Drie jaar later besloten Gregorios en zijn vrouw hun huwelijk te beëindigen om als monnik te gaan leven. De moeder nam de jongste mee naar het klooster; de jongen werd later kluizenaar in de buurt van de stad. Gregorios ging naar Armenië terug. Hij trad in dienst van de toenmalige vorst, zonder zijn identiteit te onthullen. Toen na enige tijd bleek dat hij de goden niet wilde vereren, werd hij sadistisch gefolterd en in het riool van de gevangenis geworpen. Gedurende vele jaren moest hij gevangenschap verduren, maar tenslotte werd koning Tiridates zelf christen. Hij was ten prooi gevallen aan een hevige geestesziekte, en aan zijn zuster werd in een droom geopenbaard dat hij alleen genezen kon worden door zijn christen-verwant die hij 15 jaar geleden in die afvalgroeve had doen werpen. Hij werd door Gregorios gedoopt, en deze bleef de raadgever van de koning die nu een nieuw schepsel geworden was.

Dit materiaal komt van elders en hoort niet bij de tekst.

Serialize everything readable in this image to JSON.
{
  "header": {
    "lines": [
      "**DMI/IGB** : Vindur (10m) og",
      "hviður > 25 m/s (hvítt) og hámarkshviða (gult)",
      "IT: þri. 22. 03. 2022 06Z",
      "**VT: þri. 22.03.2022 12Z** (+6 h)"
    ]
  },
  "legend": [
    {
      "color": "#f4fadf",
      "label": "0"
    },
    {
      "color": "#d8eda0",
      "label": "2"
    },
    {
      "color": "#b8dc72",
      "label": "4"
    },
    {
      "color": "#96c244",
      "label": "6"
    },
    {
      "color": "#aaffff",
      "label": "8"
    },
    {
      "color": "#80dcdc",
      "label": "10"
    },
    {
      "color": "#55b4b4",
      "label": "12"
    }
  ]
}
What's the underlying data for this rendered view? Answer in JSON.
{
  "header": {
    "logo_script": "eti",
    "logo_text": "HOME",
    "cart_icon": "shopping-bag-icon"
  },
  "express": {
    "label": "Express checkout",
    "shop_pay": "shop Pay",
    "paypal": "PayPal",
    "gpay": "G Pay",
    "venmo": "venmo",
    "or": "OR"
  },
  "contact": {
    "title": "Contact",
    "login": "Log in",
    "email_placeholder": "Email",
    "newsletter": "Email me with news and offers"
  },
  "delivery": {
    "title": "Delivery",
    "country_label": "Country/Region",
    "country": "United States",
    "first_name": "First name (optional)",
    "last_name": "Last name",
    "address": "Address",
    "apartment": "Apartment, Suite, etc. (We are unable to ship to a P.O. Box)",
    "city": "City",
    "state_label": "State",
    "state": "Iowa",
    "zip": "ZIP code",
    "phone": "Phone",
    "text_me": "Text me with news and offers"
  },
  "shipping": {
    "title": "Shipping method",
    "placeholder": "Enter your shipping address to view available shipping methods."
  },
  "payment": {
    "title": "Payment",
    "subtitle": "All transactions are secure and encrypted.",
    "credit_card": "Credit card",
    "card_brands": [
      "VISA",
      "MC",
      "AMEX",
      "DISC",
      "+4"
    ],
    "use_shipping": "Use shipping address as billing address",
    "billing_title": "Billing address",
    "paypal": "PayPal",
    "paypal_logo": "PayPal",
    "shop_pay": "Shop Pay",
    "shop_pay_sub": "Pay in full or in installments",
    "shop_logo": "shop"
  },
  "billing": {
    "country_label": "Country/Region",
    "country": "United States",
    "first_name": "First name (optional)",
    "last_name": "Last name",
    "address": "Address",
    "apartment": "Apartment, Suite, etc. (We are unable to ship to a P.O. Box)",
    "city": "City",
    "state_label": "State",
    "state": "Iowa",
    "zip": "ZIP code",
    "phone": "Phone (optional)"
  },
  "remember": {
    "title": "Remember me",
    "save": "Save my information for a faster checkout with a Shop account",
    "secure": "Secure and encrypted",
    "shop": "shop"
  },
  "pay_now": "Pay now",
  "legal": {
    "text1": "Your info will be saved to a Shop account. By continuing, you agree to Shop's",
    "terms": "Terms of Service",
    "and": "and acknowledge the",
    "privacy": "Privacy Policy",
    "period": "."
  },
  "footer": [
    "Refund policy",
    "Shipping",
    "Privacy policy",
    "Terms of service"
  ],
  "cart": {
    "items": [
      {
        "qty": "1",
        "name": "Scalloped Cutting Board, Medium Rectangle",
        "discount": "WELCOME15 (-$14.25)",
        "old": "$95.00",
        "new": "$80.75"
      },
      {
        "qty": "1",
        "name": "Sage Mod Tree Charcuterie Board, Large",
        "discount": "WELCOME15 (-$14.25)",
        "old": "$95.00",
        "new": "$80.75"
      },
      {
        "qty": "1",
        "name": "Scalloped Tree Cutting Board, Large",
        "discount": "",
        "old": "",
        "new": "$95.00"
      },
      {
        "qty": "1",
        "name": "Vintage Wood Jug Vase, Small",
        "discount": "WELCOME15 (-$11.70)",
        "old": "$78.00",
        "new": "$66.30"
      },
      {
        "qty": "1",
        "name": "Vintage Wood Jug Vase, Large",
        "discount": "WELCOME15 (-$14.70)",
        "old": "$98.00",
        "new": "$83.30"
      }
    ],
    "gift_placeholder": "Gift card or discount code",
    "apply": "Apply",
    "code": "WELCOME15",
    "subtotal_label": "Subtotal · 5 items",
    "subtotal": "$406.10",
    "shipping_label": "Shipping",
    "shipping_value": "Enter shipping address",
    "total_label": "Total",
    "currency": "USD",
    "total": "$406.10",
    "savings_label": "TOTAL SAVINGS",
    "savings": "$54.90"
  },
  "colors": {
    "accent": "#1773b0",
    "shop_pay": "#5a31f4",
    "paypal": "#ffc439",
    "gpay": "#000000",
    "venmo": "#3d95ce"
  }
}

Hun eerste daad was een kerk en een klooster te bouwen bij de relieken van Rhipsime, Gaiana en hun medezusters, die op bevel van Tiridates de marteldood waren gestorven te Etchmiadzin‚ aan de voet van het Ararat-gebergte. Gregorios werd naar Caesarea gezonden om bisschop gewijd te worden. Hij werd met grote vreugde ontvangen door de aartsbisschop Leontios die hem gelijk tot patriarch van Armenië wijdde in 302. Bij zijn terugkomst in Armenië doopte Gregorios het gezin van de koning, waaronder diens zuster. “Zij was een opmerkenswaardige vrouw”, zegt de kroniek. “die zelfs toen zij nog heidens was nooit haar tong de vrije teugel liet zoals de andere vrouwen”. De meerderheid van de bevolking volgde het voorbeeld van de koning, zodat Gregorios direct begon met het organiseren van zijn Kerk: het wijden van bisschoppen, het oprichten van diocesen en het bouwen van scholen. Daar werden schrandere boerenzonen onderricht in het Grieks en het Syrisch, in de Heilige Schrift, de werken van de kerkvaders, en de canons van de kerk. “Het was wonderbaarlijk om te zien”, zo vervolgt de kroniek, “binnen hoe korte tijd dit ruwe materiaal tot werkelijk geestelijke mensen werd, vol aandacht voor het woord van God, doordrenkt met de geschriften van de profeten en de apostelen, en ware erfgenamen van het Evangelie”.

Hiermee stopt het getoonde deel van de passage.